POLÍTICA

Entorno de Michelle aposta em maior protagonismo após decisão de Moraes, enquanto aliados de Flávio defendem nova tentativa de reaproximação

14 de julho, 2026 | Por: Agência O Globo

Ordem de ministro reacendeu debate sobre papel de ex-primeira-dama na campanha

A decisão do ministro Alexandre de Moraes, do Supremo Tribunal Federal (STF), de impedir o senador Flávio Bolsonaro (PL-RJ) de visitar o pai pelos próximos 90 dias reabriu, nos bastidores do PL, o debate sobre o papel que a ex-primeira-dama Michelle Bolsonaro poderá desempenhar na campanha presidencial.

Segundo Bolsonaro, Ex-primeira-dama já confessou ter vontade de se eleger senadora pelo Distrito Federal.

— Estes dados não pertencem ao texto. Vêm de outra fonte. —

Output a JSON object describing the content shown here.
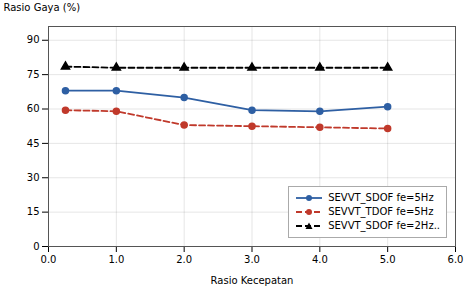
{
  "chart_data": {
    "type": "line",
    "xlabel": "Rasio Kecepatan",
    "ylabel": "Rasio Gaya (%)",
    "x": [
      0.25,
      1,
      2,
      3,
      4,
      5
    ],
    "series": [
      {
        "name": "SEVVT_SDOF fe=5Hz",
        "color": "#2e5fa3",
        "values": [
          68,
          68,
          65,
          59.5,
          59,
          61
        ],
        "marker": "circle",
        "line_style": "solid"
      },
      {
        "name": "SEVVT_TDOF fe=5Hz",
        "color": "#c0392b",
        "values": [
          59.5,
          59,
          53,
          52.5,
          52,
          51.5
        ],
        "marker": "circle",
        "line_style": "dashed"
      },
      {
        "name": "SEVVT_SDOF fe=2Hz..",
        "color": "#000000",
        "values": [
          78.5,
          78,
          78,
          78,
          78,
          78
        ],
        "marker": "triangle",
        "line_style": "dashed"
      }
    ],
    "xlim": [
      0,
      6
    ],
    "ylim": [
      0,
      96
    ],
    "xticks": [
      0,
      1,
      2,
      3,
      4,
      5,
      6
    ],
    "yticks": [
      0,
      15,
      30,
      45,
      60,
      75,
      90
    ],
    "grid": true,
    "legend": "lower right"
  }
}
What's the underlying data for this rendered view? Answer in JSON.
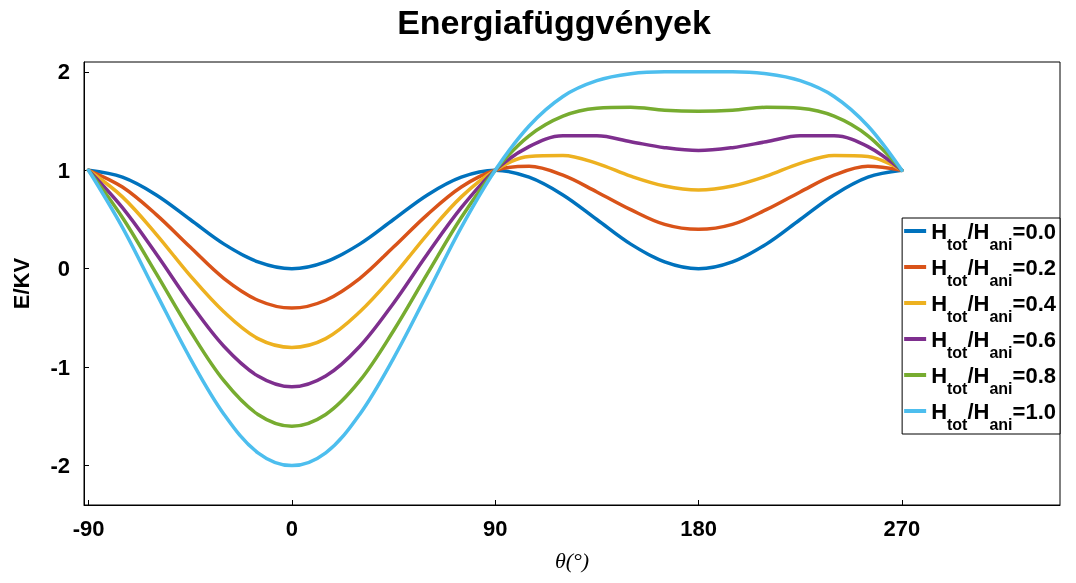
{
  "chart_data": {
    "type": "line",
    "title": "Energiafüggvények",
    "xlabel": "θ(°)",
    "ylabel": "E/KV",
    "x": [
      -90,
      -75,
      -60,
      -45,
      -30,
      -15,
      0,
      15,
      30,
      45,
      60,
      75,
      90,
      105,
      120,
      135,
      150,
      165,
      180,
      195,
      210,
      225,
      240,
      255,
      270
    ],
    "series": [
      {
        "name": "H$_{tot}$/H$_{ani}$=0.0",
        "color": "#0072bd",
        "values": [
          1,
          0.93,
          0.75,
          0.5,
          0.25,
          0.07,
          0,
          0.07,
          0.25,
          0.5,
          0.75,
          0.93,
          1,
          0.93,
          0.75,
          0.5,
          0.25,
          0.07,
          0,
          0.07,
          0.25,
          0.5,
          0.75,
          0.93,
          1
        ]
      },
      {
        "name": "H$_{tot}$/H$_{ani}$=0.2",
        "color": "#d95319",
        "values": [
          1,
          0.83,
          0.55,
          0.22,
          -0.1,
          -0.32,
          -0.4,
          -0.32,
          -0.1,
          0.22,
          0.55,
          0.83,
          1,
          1.04,
          0.95,
          0.78,
          0.6,
          0.45,
          0.4,
          0.45,
          0.6,
          0.78,
          0.95,
          1.04,
          1
        ]
      },
      {
        "name": "H$_{tot}$/H$_{ani}$=0.4",
        "color": "#edb120",
        "values": [
          1,
          0.73,
          0.35,
          -0.07,
          -0.44,
          -0.71,
          -0.8,
          -0.71,
          -0.44,
          -0.07,
          0.35,
          0.73,
          1,
          1.14,
          1.15,
          1.07,
          0.94,
          0.84,
          0.8,
          0.84,
          0.94,
          1.07,
          1.15,
          1.14,
          1
        ]
      },
      {
        "name": "H$_{tot}$/H$_{ani}$=0.6",
        "color": "#7e2f8e",
        "values": [
          1,
          0.62,
          0.15,
          -0.35,
          -0.79,
          -1.09,
          -1.2,
          -1.09,
          -0.79,
          -0.35,
          0.15,
          0.62,
          1,
          1.24,
          1.35,
          1.35,
          1.29,
          1.23,
          1.2,
          1.23,
          1.29,
          1.35,
          1.35,
          1.24,
          1
        ]
      },
      {
        "name": "H$_{tot}$/H$_{ani}$=0.8",
        "color": "#77ac30",
        "values": [
          1,
          0.52,
          -0.05,
          -0.63,
          -1.14,
          -1.48,
          -1.6,
          -1.48,
          -1.14,
          -0.63,
          -0.05,
          0.52,
          1,
          1.35,
          1.55,
          1.63,
          1.64,
          1.61,
          1.6,
          1.61,
          1.64,
          1.63,
          1.55,
          1.35,
          1
        ]
      },
      {
        "name": "H$_{tot}$/H$_{ani}$=1.0",
        "color": "#4dbeee",
        "values": [
          1,
          0.42,
          -0.25,
          -0.91,
          -1.48,
          -1.87,
          -2,
          -1.87,
          -1.48,
          -0.91,
          -0.25,
          0.42,
          1,
          1.45,
          1.75,
          1.91,
          1.98,
          2,
          2,
          2,
          1.98,
          1.91,
          1.75,
          1.45,
          1
        ]
      }
    ],
    "xlim": [
      -92,
      340
    ],
    "xticks": [
      -90,
      0,
      90,
      180,
      270
    ],
    "ylim": [
      -2.4,
      2.1
    ],
    "yticks": [
      -2,
      -1,
      0,
      1,
      2
    ],
    "grid": false,
    "legend": "right",
    "marker": "none",
    "line_style": "solid"
  }
}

Foto: Divulgação

Enquanto aliados dela avaliam que a medida amplia seu espaço de influência por manter acesso direto ao ex-presidente, interlocutores da campanha de Flávio dizem esperar que a ex-primeira-dama se engaje na campanha mais adiante e defendem uma nova tentativa de reaproximação entre os dois.

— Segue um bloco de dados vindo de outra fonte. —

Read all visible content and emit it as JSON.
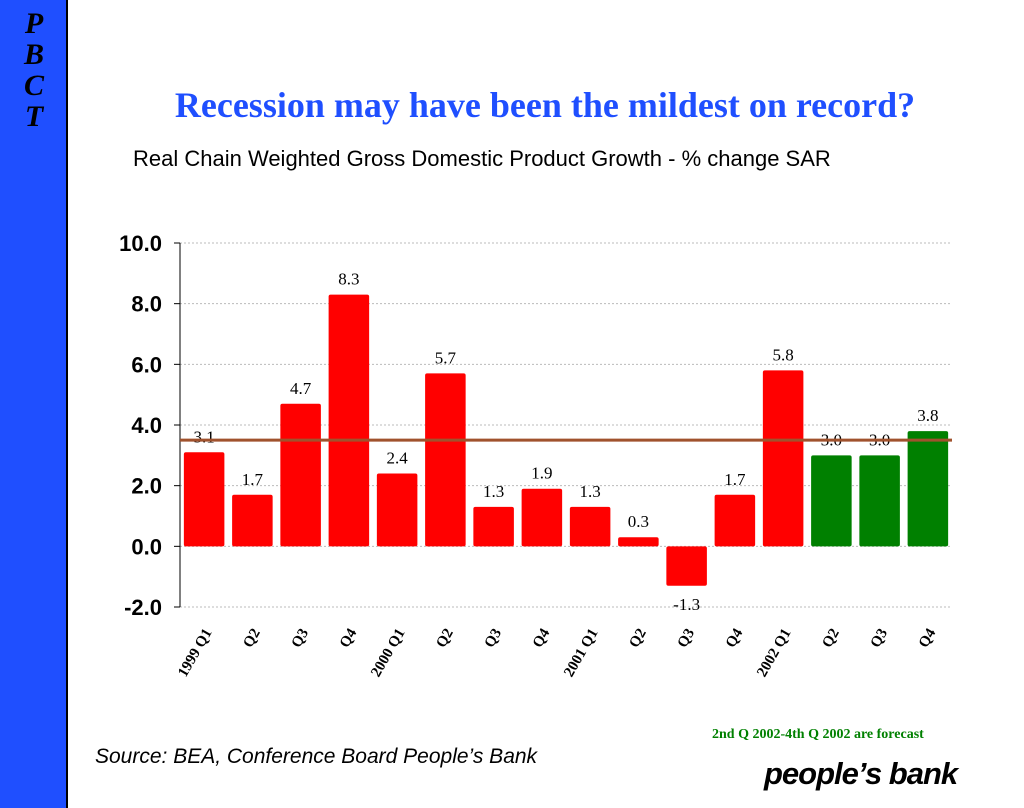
{
  "side_letters": [
    "P",
    "B",
    "C",
    "T"
  ],
  "title": "Recession may have been the mildest on record?",
  "subtitle": "Real Chain Weighted Gross Domestic Product Growth - % change SAR",
  "forecast_note": "2nd Q 2002-4th Q 2002 are forecast",
  "source": "Source: BEA, Conference Board People’s Bank",
  "logo_text": "people’s bank",
  "colors": {
    "actual": "#ff0000",
    "forecast": "#008000",
    "average_line": "#a0522d",
    "accent": "#1f4fff"
  },
  "chart_data": {
    "type": "bar",
    "categories": [
      "1999 Q1",
      "Q2",
      "Q3",
      "Q4",
      "2000 Q1",
      "Q2",
      "Q3",
      "Q4",
      "2001 Q1",
      "Q2",
      "Q3",
      "Q4",
      "2002 Q1",
      "Q2",
      "Q3",
      "Q4"
    ],
    "values": [
      3.1,
      1.7,
      4.7,
      8.3,
      2.4,
      5.7,
      1.3,
      1.9,
      1.3,
      0.3,
      -1.3,
      1.7,
      5.8,
      3.0,
      3.0,
      3.8
    ],
    "data_labels": [
      "3.1",
      "1.7",
      "4.7",
      "8.3",
      "2.4",
      "5.7",
      "1.3",
      "1.9",
      "1.3",
      "0.3",
      "-1.3",
      "1.7",
      "5.8",
      "3.0",
      "3.0",
      "3.8"
    ],
    "forecast": [
      false,
      false,
      false,
      false,
      false,
      false,
      false,
      false,
      false,
      false,
      false,
      false,
      false,
      true,
      true,
      true
    ],
    "reference_line": 3.5,
    "ylim": [
      -2.0,
      10.0
    ],
    "yticks": [
      10.0,
      8.0,
      6.0,
      4.0,
      2.0,
      0.0,
      -2.0
    ],
    "ytick_labels": [
      "10.0",
      "8.0",
      "6.0",
      "4.0",
      "2.0",
      "0.0",
      "-2.0"
    ],
    "grid": true,
    "title": "",
    "xlabel": "",
    "ylabel": ""
  }
}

A discussão ganhou força após Moraes suspender por 90 dias as visitas de Flávio a Bolsonaro. O ministro entendeu que o senador utilizou o direito de visita para obter uma carta cuja finalidade seria sua divulgação nas redes sociais, burlando a proibição imposta ao ex-presidente de utilizar plataformas digitais, direta ou indiretamente. Além de determinar que a defesa esclareça se Bolsonaro sabia que o texto seria publicado, Moraes encaminhou o caso ao procurador-geral eleitoral para apuração de eventual propaganda eleitoral antecipada.

Até a decisão, Flávio era o principal elo entre Bolsonaro e a campanha eleitoral. Sempre que estava em Brasília, visitava o pai na residência onde o ex-presidente cumpre prisão domiciliar, no Solar de Brasília. Além da relação familiar, atua como advogado constituído de Bolsonaro, o que lhe garantia livre acesso às visitas. Se o prazo fixado por Moraes for mantido, o senador só poderá voltar a encontrar o pai em meados de outubro, após o primeiro turno das eleições.

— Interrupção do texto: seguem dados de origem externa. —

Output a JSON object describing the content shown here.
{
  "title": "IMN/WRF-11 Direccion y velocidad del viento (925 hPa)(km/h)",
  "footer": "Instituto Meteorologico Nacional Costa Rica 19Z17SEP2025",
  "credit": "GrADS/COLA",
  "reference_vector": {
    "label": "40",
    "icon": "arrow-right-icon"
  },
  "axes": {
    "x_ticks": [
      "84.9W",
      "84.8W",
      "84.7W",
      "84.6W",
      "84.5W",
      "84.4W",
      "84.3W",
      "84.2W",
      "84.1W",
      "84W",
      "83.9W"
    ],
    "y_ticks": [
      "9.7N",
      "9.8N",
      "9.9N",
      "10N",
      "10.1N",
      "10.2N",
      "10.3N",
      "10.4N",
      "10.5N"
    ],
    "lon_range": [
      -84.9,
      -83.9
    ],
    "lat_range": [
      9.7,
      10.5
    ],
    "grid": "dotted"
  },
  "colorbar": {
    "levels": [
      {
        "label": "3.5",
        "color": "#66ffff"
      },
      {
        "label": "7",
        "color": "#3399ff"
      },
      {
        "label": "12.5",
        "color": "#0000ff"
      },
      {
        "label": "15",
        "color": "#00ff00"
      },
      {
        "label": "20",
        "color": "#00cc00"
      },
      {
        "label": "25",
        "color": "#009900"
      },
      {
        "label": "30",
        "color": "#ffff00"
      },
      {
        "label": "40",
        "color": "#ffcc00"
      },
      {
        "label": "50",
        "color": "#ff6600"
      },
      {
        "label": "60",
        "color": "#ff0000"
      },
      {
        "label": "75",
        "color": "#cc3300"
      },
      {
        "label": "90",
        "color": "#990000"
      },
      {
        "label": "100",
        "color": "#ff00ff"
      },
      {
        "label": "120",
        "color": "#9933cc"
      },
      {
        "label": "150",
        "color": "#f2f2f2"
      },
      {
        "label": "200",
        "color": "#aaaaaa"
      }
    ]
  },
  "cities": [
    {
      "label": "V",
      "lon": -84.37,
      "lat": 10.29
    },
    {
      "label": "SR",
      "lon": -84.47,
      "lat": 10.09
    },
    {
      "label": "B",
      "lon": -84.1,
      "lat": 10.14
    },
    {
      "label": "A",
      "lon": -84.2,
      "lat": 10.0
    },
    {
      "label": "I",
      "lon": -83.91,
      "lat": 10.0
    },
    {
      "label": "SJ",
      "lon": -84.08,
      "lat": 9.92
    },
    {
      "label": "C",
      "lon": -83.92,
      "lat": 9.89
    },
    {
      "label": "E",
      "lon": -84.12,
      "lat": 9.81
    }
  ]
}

Aliados do senador avaliam que a interlocução política com Bolsonaro será preservada por meio da equipe de defesa. Na avaliação desse grupo, os advogados deverão fazer a ponte entre o ex-presidente e a campanha, ainda que a comunicação passe a ocorrer com mais intermediários e esteja mais sujeita a ruídos.

É esse ponto que alimenta a leitura de aliados da ex-primeira-dama. Reservadamente, interlocutores afirmam que Michelle tende a ganhar protagonismo no entorno de Bolsonaro por continuar mantendo contato direto com o marido em um momento em que o pré-candidato ficará impedido de fazê-lo.

Além de morar com o ex-presidente, Michelle se mantém próxima da cúpula do PL, tem articulação política própria, e não é alvo de nenhuma investigação ou restrições judiciais — o que não ocorre com outros integrantes da família Bolsonaro.

Na avaliação desse grupo, a condição de esposa, portanto, faz com que ela naturalmente passe a exercer um papel de interlocução ainda mais relevante, sobretudo na transmissão de orientações e mensagens.

Do lado de Flávio, entretanto, a leitura é diferente. Interlocutores afirmam esperar que Michelle participe da campanha, mas apenas mais adiante, quando a disputa presidencial estiver em andamento.

Um desses aliados diz sob reserva que tem a expectativa de que Michelle entre na campanha “na hora certa”. Esse timing, afirma, seria “no meio da campanha no primeiro turno”.

Questionados se esse movimento não seria tardio diante da nova conjuntura, integrantes do partido afirmam que não. Segundo eles, Bolsonaro já transmitiu ao filho suas principais orientações sobre alianças estaduais e os principais palanques já estão praticamente definidos. Por isso, avaliam que uma eventual “boa vontade” de Michelle deve ser preservada para um momento em que seu potencial eleitoral junto ao eleitorado feminino e evangélico possa produzir maior impacto.

A discussão ocorre poucas semanas depois da crise pública entre Michelle e Flávio. O desgaste levou a ex-primeira-dama a deixar a presidência do PL Mulher e a se afastar ainda mais da pré-campanha do enteado. Desde então, dirigentes do partido vêm defendendo uma reaproximação entre os dois, avaliação que voltou a ganhar força após a decisão de Moraes.